Si aggrappò al parapetto della barca, cercando di capire se poteva in qualche modo tornare a nuoto da Greave, ma ormai era troppo lontano e, in ogni caso, le grandi navi del Regno del Sud l’avrebbero forse fermata prima che fosse giunta a metà strada.
Doveva trovare un altro modo e la Casa dei Sospiri gliene aveva insegnati infiniti.
Osservò i lavori sulla nave, cercando di capire se c’era un modo per farlo accadere per caso. Guardò una mezza dozzina di uomini che si muovevano in concerto per cercare di farla funzionare senza intoppi, ma era chiaro che non c’era modo di invertire la rotta senza il loro aiuto. Ma dopo, che cosa?

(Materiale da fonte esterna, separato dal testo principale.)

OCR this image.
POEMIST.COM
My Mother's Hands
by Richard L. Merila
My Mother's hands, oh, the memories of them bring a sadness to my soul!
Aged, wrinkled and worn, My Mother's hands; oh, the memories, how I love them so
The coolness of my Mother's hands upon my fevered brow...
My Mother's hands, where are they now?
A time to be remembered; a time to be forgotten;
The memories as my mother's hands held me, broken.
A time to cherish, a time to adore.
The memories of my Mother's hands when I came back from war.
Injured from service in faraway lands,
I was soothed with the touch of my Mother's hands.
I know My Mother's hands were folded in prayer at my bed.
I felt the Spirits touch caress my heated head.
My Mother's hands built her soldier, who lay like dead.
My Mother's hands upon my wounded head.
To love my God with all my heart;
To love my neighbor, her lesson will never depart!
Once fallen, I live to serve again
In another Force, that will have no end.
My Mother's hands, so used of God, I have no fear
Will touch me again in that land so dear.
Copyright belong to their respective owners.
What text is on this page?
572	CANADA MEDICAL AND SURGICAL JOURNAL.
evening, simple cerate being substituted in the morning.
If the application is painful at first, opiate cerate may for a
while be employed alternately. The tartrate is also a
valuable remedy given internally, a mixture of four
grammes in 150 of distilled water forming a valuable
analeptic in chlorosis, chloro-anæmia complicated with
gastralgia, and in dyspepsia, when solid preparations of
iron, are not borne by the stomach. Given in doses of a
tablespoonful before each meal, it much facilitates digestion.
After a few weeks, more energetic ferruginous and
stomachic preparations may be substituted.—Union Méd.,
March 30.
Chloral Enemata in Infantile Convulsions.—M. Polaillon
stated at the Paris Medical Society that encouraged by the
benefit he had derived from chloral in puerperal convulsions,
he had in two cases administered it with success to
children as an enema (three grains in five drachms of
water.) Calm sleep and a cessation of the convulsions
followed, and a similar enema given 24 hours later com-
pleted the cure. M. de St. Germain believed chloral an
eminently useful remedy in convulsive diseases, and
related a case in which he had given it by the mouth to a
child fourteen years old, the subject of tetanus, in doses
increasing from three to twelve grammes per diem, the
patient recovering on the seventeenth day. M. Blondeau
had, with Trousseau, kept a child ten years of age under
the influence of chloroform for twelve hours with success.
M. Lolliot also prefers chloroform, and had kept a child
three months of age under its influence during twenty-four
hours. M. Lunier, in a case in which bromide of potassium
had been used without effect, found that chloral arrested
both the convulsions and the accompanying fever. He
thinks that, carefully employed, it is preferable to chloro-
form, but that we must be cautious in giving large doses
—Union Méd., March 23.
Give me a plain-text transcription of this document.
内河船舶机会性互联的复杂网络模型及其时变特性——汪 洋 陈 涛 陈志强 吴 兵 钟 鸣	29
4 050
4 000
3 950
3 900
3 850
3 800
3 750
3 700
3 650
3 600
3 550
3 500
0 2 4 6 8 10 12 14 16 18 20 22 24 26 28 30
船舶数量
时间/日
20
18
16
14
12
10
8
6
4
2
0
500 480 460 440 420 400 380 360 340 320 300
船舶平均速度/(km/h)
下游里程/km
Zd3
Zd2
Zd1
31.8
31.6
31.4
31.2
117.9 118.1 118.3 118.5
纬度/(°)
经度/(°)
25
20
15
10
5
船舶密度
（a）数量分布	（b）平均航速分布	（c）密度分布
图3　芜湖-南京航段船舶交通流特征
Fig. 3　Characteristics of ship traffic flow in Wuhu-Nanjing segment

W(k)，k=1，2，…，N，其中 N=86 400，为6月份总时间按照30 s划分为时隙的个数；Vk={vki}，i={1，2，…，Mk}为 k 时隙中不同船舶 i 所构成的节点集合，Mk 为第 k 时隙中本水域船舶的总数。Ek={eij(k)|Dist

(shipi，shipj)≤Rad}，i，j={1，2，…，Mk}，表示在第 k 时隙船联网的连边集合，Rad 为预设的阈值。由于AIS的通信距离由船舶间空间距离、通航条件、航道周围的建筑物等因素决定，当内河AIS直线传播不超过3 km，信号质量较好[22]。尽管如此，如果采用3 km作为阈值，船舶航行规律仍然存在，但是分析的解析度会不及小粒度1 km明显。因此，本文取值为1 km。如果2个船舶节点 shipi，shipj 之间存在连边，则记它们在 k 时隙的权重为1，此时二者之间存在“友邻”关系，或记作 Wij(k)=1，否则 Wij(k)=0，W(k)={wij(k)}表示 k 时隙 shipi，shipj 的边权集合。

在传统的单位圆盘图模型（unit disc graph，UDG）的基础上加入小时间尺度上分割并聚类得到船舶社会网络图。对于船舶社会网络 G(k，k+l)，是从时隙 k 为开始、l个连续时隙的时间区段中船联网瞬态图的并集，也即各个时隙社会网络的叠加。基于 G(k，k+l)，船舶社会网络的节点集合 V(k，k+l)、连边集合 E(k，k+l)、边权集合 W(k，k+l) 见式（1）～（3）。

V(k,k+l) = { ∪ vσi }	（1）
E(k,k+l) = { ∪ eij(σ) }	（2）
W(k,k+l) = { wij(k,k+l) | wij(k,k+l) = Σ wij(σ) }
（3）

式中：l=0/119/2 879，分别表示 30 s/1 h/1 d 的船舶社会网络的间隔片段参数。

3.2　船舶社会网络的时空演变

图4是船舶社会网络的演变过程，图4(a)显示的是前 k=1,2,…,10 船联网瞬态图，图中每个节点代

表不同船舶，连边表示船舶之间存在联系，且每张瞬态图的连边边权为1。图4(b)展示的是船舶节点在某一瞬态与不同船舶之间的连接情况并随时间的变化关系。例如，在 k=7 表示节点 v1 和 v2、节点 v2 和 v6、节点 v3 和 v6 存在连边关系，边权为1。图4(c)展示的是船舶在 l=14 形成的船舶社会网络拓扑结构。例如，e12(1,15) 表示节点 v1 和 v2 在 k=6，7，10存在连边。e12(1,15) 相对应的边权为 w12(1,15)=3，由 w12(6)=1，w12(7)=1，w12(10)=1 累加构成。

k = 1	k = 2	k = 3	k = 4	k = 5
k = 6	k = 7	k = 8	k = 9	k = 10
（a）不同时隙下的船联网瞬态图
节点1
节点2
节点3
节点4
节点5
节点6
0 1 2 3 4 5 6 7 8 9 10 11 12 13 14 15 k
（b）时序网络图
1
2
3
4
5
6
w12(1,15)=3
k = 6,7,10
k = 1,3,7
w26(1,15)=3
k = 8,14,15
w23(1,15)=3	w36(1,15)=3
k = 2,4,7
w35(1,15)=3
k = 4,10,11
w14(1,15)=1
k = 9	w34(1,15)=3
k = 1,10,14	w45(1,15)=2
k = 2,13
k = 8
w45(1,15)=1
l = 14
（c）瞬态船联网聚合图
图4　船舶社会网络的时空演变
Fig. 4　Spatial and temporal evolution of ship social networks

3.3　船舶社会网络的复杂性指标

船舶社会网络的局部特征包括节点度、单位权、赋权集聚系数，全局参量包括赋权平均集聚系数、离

Aspettò il momento in cui il capitano si diresse sottocoperta per un minuto o due, poi si infilò nello spazio dietro di lui, seguendolo, cercando di giudicare il modo migliore per farlo. Cosa avrebbe fatto per tornare da Greave? O, più precisamente, cosa non avrebbe fatto?
“Sei qui per cercare di nuovo di convincermi a invertire rotta?” chiese il capitano mentre gli si avvicinava.
“Esatto,” replicò Aurelle. “Devo tornare dal mio principe. Farò qualsiasi cosa per tornare indietro. Qualsiasi cosa.”
Si avvicinò al capitano.
“Credi davvero che funzionerà?” chiese lui.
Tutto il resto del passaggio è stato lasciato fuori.